The Ruo River watershed includes the southern slopes of the Mulanje Massif and Shire Highlands in Malawi. Its principal tributary is the Thuchila (or Tuchila) River, which drains the southwestern slopes of Mulanje and the southeastern slopes of the Shire Highlands and the Thuchila plain between them. The confluence of the Ruo and Thuchila is near Sandama. The Ruo and its left bank tributaries also drain a portion of Milange District in neighboring Mozambique.

Zoa Falls (16°18'27"S 35°17'10"E) has a 60-meter drop, and effectively isolates the fish populations upstream in the Ruo watershed from those of the lower Zambezi and Shire rivers.

The Shire Highlands Railway follows the lower course of the Ruo between Sandama and Chiromo.

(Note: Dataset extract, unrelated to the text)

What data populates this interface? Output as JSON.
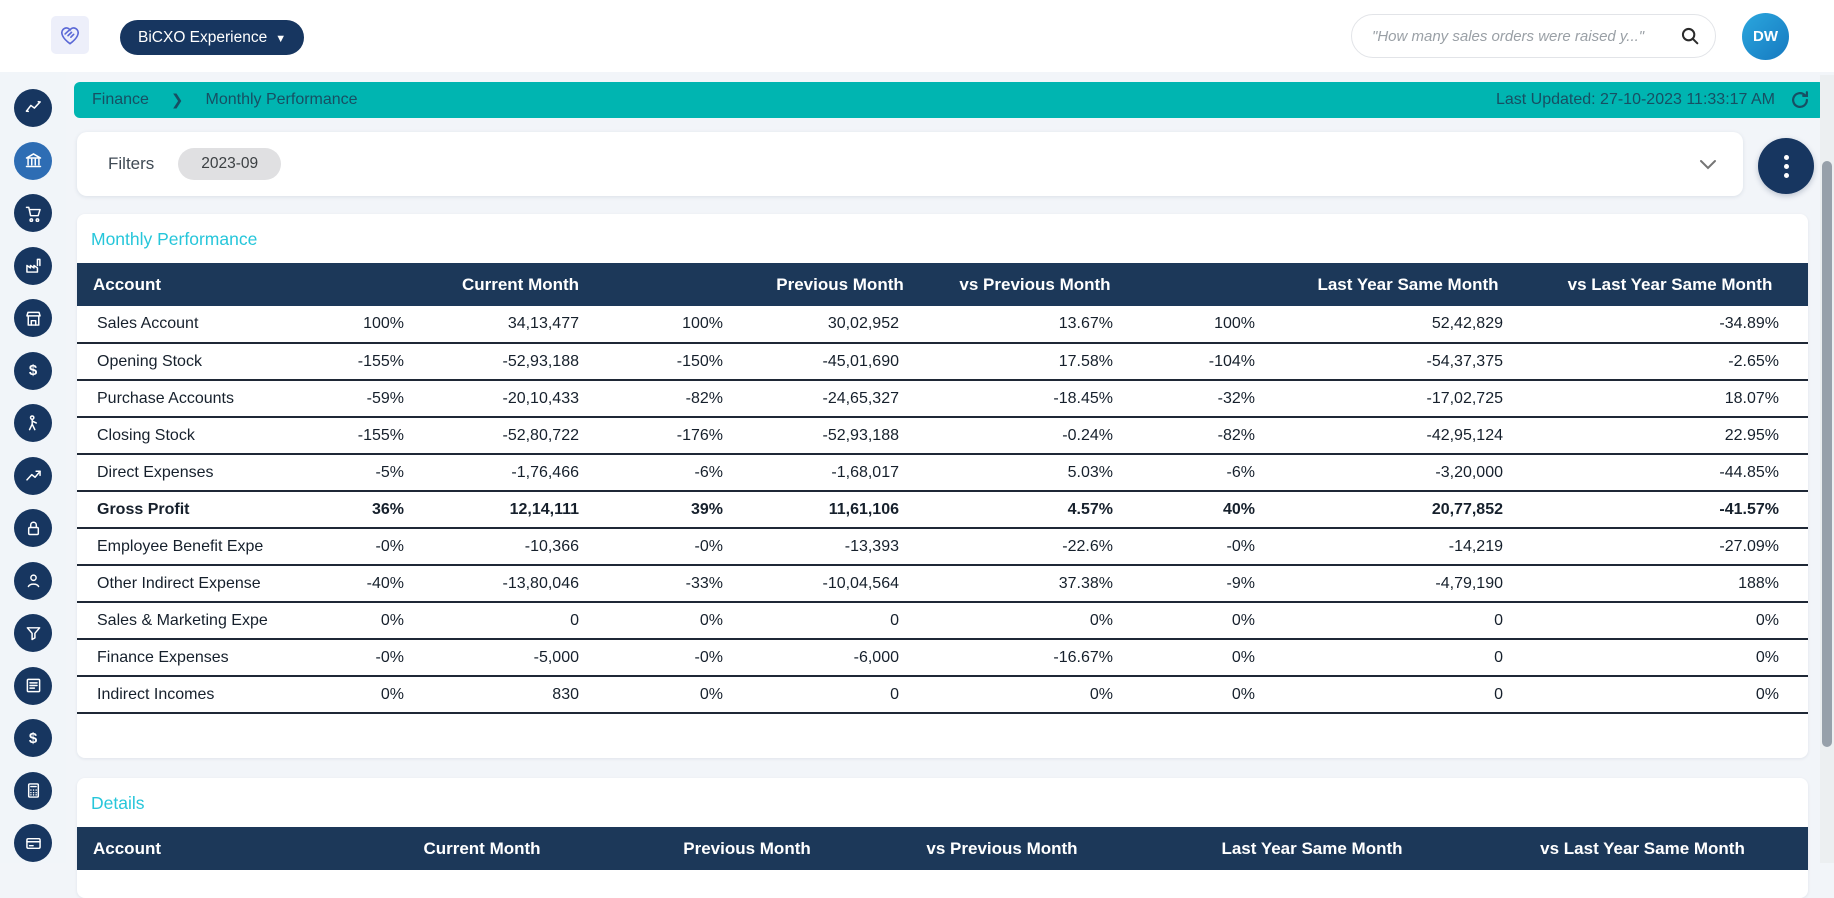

==Ruo River screeching frog==
Frog Arthroleptis francei was first collected from near the Ruo River on the slopes of the Mulanje Massif. One of its common names is Ruo River screeching frog. Its other common name, France's squeaker, as well as its specific name francei carry a tragic history. Mr. F. H. France was a young forestry officer who perished in trying to cross the Ruo River close to where Arthroleptis francei were first collected. Arthur Loveridge, the scientist who described the species, named it after France so that "his name may be linked with the forests he sought to preserve on the mountain he loved so well." Despite its connection with river though its history and naming, this frog is a terrestrial species living in leaf litter.